When I was in Dar es Salaam for a meeting just after the Kenyan presidential election in 2013, it was a Tanzanian taxi driver who reminded me that Kenyans had made a mistake by voting in two people who had been indicted for crimes against humanity at the International Criminal Court. “Why did they do it?” he asked me. It was a question laced with incredulity, as if to remind me that despite claiming to be the economic powerhouse of the region (although Tanzania and Ethiopia’s economic growth rates have surpassed it in recent years), Kenyans lacked a moral conscience.

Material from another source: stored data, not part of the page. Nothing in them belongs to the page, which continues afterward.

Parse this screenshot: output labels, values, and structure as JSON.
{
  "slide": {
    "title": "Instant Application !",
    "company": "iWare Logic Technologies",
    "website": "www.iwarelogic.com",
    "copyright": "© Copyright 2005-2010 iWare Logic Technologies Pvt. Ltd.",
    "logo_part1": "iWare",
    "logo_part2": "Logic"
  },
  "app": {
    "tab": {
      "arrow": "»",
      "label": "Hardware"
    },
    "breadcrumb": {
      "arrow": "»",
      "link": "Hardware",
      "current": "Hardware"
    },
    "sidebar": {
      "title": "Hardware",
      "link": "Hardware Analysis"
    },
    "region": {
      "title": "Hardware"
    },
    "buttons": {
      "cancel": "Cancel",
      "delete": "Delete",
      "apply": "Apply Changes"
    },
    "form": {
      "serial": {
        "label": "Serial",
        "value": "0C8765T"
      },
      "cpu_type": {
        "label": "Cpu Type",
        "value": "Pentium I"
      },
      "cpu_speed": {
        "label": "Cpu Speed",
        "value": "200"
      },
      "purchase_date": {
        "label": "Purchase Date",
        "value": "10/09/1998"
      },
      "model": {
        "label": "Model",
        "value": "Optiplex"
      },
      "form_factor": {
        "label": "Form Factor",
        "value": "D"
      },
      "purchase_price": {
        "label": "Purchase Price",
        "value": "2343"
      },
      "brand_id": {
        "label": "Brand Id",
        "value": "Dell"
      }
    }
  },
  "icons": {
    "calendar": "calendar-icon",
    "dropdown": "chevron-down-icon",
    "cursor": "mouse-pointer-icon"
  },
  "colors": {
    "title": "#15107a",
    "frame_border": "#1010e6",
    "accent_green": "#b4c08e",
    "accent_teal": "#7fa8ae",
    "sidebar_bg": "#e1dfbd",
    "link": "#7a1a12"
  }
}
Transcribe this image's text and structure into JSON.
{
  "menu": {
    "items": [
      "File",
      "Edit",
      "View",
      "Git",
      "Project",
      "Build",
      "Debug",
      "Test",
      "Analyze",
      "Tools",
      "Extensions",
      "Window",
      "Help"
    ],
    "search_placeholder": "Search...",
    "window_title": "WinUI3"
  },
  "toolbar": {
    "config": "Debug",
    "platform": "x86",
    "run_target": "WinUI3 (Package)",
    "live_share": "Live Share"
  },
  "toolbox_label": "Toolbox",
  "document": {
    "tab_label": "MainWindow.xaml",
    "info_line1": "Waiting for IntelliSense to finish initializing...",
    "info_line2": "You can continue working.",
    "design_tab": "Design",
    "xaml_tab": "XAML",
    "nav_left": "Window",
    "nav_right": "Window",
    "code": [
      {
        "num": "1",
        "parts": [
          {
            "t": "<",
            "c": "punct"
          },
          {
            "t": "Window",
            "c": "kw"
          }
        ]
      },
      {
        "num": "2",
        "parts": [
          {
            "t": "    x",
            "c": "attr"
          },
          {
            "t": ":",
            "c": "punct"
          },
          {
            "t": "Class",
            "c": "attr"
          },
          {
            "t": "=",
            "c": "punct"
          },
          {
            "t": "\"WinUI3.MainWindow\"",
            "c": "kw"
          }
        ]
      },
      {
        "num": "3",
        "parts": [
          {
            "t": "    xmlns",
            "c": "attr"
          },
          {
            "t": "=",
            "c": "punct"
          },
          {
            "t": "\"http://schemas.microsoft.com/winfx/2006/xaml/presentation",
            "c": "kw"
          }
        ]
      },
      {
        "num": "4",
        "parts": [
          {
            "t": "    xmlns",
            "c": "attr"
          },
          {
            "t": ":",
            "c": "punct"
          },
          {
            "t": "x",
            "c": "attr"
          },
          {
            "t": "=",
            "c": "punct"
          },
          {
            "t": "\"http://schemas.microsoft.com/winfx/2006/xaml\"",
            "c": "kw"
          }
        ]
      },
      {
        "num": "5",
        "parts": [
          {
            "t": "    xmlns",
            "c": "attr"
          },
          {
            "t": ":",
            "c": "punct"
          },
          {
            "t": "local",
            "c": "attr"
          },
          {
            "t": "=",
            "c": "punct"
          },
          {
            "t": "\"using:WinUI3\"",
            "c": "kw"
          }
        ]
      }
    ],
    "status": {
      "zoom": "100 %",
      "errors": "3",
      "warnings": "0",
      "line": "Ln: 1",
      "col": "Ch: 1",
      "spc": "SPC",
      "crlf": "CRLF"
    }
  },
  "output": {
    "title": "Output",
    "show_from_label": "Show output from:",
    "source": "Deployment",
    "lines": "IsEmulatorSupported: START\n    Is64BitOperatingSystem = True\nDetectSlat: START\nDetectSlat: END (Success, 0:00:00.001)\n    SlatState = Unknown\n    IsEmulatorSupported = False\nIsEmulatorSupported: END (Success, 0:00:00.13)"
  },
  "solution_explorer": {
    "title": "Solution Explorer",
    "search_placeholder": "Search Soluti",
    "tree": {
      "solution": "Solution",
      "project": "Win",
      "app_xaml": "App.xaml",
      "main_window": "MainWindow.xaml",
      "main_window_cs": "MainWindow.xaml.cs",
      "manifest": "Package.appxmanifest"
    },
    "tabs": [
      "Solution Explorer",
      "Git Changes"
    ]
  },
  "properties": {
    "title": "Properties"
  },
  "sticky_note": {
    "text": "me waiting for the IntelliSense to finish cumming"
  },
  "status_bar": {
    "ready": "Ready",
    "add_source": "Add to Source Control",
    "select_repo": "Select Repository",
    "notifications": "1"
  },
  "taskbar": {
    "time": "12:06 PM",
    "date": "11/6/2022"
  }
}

The death of a sitting president would most likely have led to a power vacuum in African countries such as Kenya, where ethnic kingpins would no doubt have jostled for power and positions and created conditions for conflict. But Tanzania, once again, has showed us the way. Vice President Samia Suluhu Hassan was sworn in without much fuss or opposition as Tanzania’s president the day after Magufuli’s death, becoming the first female head of state in Eastern Africa, and a potential role model for aspiring women politicians across the region.
Her immediate task will no doubt be to tackle the COVID-19 pandemic that has led to a deadly third wave in many African countries, and to convince the international public health community that Tanzania is back on board. Since she is relatively unknown, even within Tanzania, she will also need to carve her own unique identity as an African leader that is not perceived as a continuation of her predecessor’s legacy.